An Winko W, Bhowmik Aprotim C, Nelson Charles A, Wilkinson Carol L
Developmental Medicine, Boston Children's Hospital, 300 Longwood Avenue, Boston, 02115, MA, USA; Harvard Medical School, 25 Shattuck St, Boston, 02115, MA, USA.
Donald and Barbara Zucker School of Medicine at Hofstra/Northwell, 500 Hofstra Blvd, Hempstead, 11549, NY, USA; Johns Hopkins Bloomberg School of Public Health, 615 N Wolfe St, Baltimore, 21205, MD, USA.
Dev Cogn Neurosci. 2025 Jan;71:101493. doi: 10.1016/j.dcn.2024.101493. Epub 2024 Dec 18.

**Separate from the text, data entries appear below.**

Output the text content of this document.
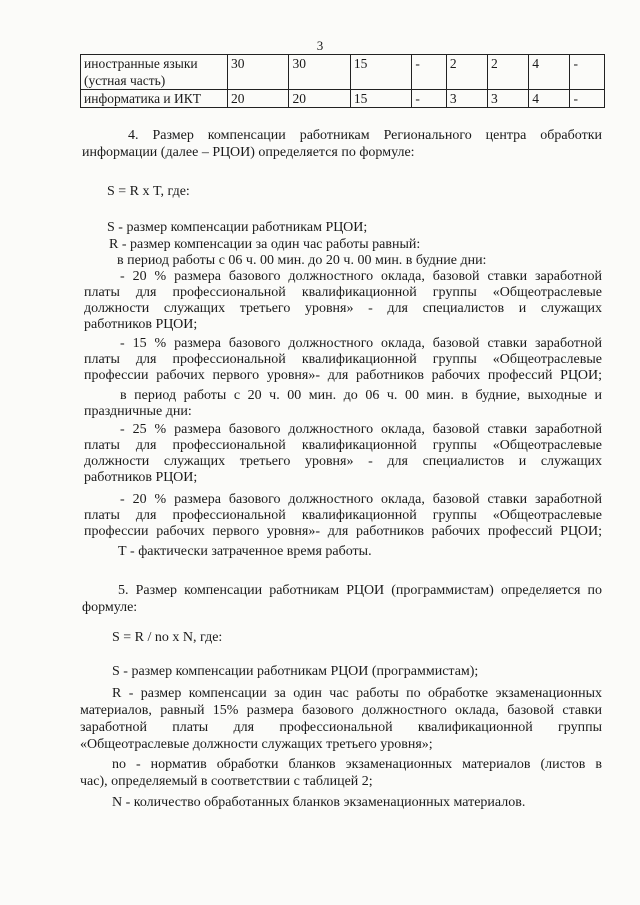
3
иностранные языки
(устная часть)	30	30	15	-	2	2	4	-
информатика и ИКТ	20	20	15	-	3	3	4	-
4. Размер компенсации работникам Регионального центра обработки
информации (далее – РЦОИ) определяется по формуле:
S = R х T, где:
S - размер компенсации работникам РЦОИ;
R - размер компенсации за один час работы равный:
в период работы с 06 ч. 00 мин. до 20 ч. 00 мин. в будние дни:
- 20 % размера базового должностного оклада, базовой ставки заработной
платы для профессиональной квалификационной группы «Общеотраслевые
должности служащих третьего уровня» - для специалистов и служащих
работников РЦОИ;
- 15 % размера базового должностного оклада, базовой ставки заработной
платы для профессиональной квалификационной группы «Общеотраслевые
профессии рабочих первого уровня»- для работников рабочих профессий РЦОИ;
в период работы с 20 ч. 00 мин. до 06 ч. 00 мин. в будние, выходные и
праздничные дни:
- 25 % размера базового должностного оклада, базовой ставки заработной
платы для профессиональной квалификационной группы «Общеотраслевые
должности служащих третьего уровня» - для специалистов и служащих
работников РЦОИ;
- 20 % размера базового должностного оклада, базовой ставки заработной
платы для профессиональной квалификационной группы «Общеотраслевые
профессии рабочих первого уровня»- для работников рабочих профессий РЦОИ;
Т - фактически затраченное время работы.
5. Размер компенсации работникам РЦОИ (программистам) определяется по
формуле:
S = R / no х N, где:
S - размер компенсации работникам РЦОИ (программистам);
R - размер компенсации за один час работы по обработке экзаменационных
материалов, равный 15% размера базового должностного оклада, базовой ставки
заработной платы для профессиональной квалификационной группы
«Общеотраслевые должности служащих третьего уровня»;
no - норматив обработки бланков экзаменационных материалов (листов в
час), определяемый в соответствии с таблицей 2;
N - количество обработанных бланков экзаменационных материалов.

The infant brain undergoes rapid developmental changes in the first three years of life. Understanding these changes through the prediction of chronological age using neuroimaging can provide insights into typical and atypical brain development. We utilized 938 resting-state EEG recordings from 457 typically developing infants, 2 to 38 months old, to develop age prediction models. The multilayer perceptron model demonstrated the highest accuracy with an R of 0.83 and a mean absolute error of 91.7 days. Feature importance analysis that combined hierarchical clustering and Shapley values identified two feature clusters describing periodic alpha and low beta activity as key predictors of age. Application of the model to EEG data from infants later diagnosed with autism or Down syndrome revealed significant underestimations of chronological age, supporting its potential as a clinical tool for early identification of alterations in brain development.
婴儿大脑在生命的头三年经历快速的发育变化。通过使用神经影像学预测实际年龄来理解这些变化,可以深入了解典型和非典型的大脑发育。我们利用了来自457名年龄在2至38个月的正常发育婴儿的938份静息态脑电图记录,来开发年龄预测模型。多层感知器模型表现出最高的准确率,R值为0.83,平均绝对误差为91.7天。结合层次聚类和夏普利值的特征重要性分析确定了两个特征簇,将周期性阿尔法和低贝塔活动描述为年龄的关键预测指标。将该模型应用于后来被诊断为自闭症或唐氏综合征的婴儿的脑电图数据,发现实际年龄被显著低估,这支持了其作为早期识别大脑发育变化的临床工具的潜力。